La vi más deseable, más sexual, más sugerente, con las piernas desnudas y la camisa remangada. Pensaba que ojalá un botón más para ver ya el encaje de su caro sujetador, pues verlo transparentándose me sabía a poco…

No podía dejar de pensar en el polvazo, o los polvazos que le echaría Álvaro aquella noche. Yo los había visto juntos… le había visto follándola… le había visto hasta meterle la mitad de la polla en el culo… Sin duda el plan de aquel cabrón era rematar su obra. Romperle el culo sí, definitivamente… Más follarla por el coño horas y horas… como ya había hecho cinco semanas atrás… Y lo que me mataba y me daba morbo a la vez era que María quisiera, reconociera, querer repetir aquello. Le estaba diciendo tácitamente que lo recibido en su coño le había gustado, por lo que quería repetir, y que lo recibido en su culo había que finalizarlo, había que zanjarlo de verdad…

Miraba a María. Allí. Esperando. Tan femenina. Tan delicada. E inmediatamente después se me cruzaban imágenes de Álvaro… con ella… montándola… penetrándola… entrando en aquel frágil cuerpo… y podía sentir mi calzoncillo humedecerse...

Cada canción que empezaba y acababa era un “tic-tac” insoportable… que me asfixiaba, que nos asfixiaba… mientras seguíamos con nuestras extrañas conversaciones de ascensor… para intentar pensar en otra cosa.

Hasta que, no sé muy cómo, acabamos hablando del chico de la camisa verde a rayas, y me dio la sensación de que había sido efectivamente un farol, pues ella no me recriminaba mi cobardía y hablaba de él con distancia, como si nunca hubiera sido un candidato real.

Reconocía que le había parecido guapo, y ante mi pregunta de si más guapo que Roberto me decía que no, que mucho más guapo el de camisa azul. Y, puestos a sincerarnos, y quizás liberados porque se despejaba la incógnita de que María sí follaría aquella noche, le pregunté si había sentido por Roberto un deseo como para acostarse con él.
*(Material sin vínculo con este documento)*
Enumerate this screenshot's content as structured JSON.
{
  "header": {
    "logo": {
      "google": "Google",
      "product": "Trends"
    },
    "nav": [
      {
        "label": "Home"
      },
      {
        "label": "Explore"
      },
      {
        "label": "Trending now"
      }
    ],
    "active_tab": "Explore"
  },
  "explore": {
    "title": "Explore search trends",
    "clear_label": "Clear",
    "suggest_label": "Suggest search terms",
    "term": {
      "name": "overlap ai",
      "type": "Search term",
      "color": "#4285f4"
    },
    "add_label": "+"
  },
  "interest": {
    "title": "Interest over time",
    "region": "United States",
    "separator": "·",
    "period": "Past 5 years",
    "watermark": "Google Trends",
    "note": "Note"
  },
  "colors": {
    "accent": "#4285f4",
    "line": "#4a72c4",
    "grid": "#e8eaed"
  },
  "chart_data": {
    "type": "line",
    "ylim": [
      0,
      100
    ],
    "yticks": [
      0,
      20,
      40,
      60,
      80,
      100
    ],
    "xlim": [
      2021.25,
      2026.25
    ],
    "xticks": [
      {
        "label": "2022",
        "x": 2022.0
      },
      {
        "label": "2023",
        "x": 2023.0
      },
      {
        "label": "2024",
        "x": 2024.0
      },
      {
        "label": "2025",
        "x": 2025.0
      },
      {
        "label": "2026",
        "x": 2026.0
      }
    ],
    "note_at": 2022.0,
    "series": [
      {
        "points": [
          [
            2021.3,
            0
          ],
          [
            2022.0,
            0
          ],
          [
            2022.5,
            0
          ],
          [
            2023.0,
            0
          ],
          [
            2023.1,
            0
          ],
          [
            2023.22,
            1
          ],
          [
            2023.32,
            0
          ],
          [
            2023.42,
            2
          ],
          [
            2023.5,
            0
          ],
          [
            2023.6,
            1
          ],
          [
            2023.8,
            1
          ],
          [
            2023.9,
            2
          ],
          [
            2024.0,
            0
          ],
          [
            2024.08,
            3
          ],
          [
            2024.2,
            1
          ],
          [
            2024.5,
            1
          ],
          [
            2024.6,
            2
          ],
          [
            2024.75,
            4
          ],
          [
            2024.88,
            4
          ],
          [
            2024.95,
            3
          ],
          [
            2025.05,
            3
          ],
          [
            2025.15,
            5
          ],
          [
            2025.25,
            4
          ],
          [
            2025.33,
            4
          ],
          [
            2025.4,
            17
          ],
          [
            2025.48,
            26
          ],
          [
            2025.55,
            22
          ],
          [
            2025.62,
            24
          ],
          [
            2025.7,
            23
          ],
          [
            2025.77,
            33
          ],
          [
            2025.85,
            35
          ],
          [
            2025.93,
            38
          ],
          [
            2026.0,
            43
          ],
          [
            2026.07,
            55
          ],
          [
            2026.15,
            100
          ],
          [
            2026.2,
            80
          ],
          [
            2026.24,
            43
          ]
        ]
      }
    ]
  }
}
Antes de responder, su móvil se iluminó y yo ya temí que Álvaro estuviera incluso dentro del pub.

Pero, mirando yo su teléfono patas arriba por estar frente a ella, pude ver no sin dificultad su pantalla, y no me parecía que en el cabecero del chat pusiera “Álvaro” ni aquel “Álvaro cumple de prima” como lo había guardado. Era algo más corto, empezaba por una palabra más corta. Efectivamente, pude mirar mejor y sin duda aquella palabra corta era “Edu”.

No entendía, ya a aquellas alturas, por qué se seguía escribiendo con él, y, aprovechando ese oasis de buena sintonía entre tanta tensión, le pedí echar una fugaz mirada a ese chat. Esperaba reticencia, pero me dio el teléfono en seguida, como queriendo decirme no solo que no había nada que ocultar, sino que todo lo allí escrito, desde siempre, estaba tácita o expresamente consentido por los dos.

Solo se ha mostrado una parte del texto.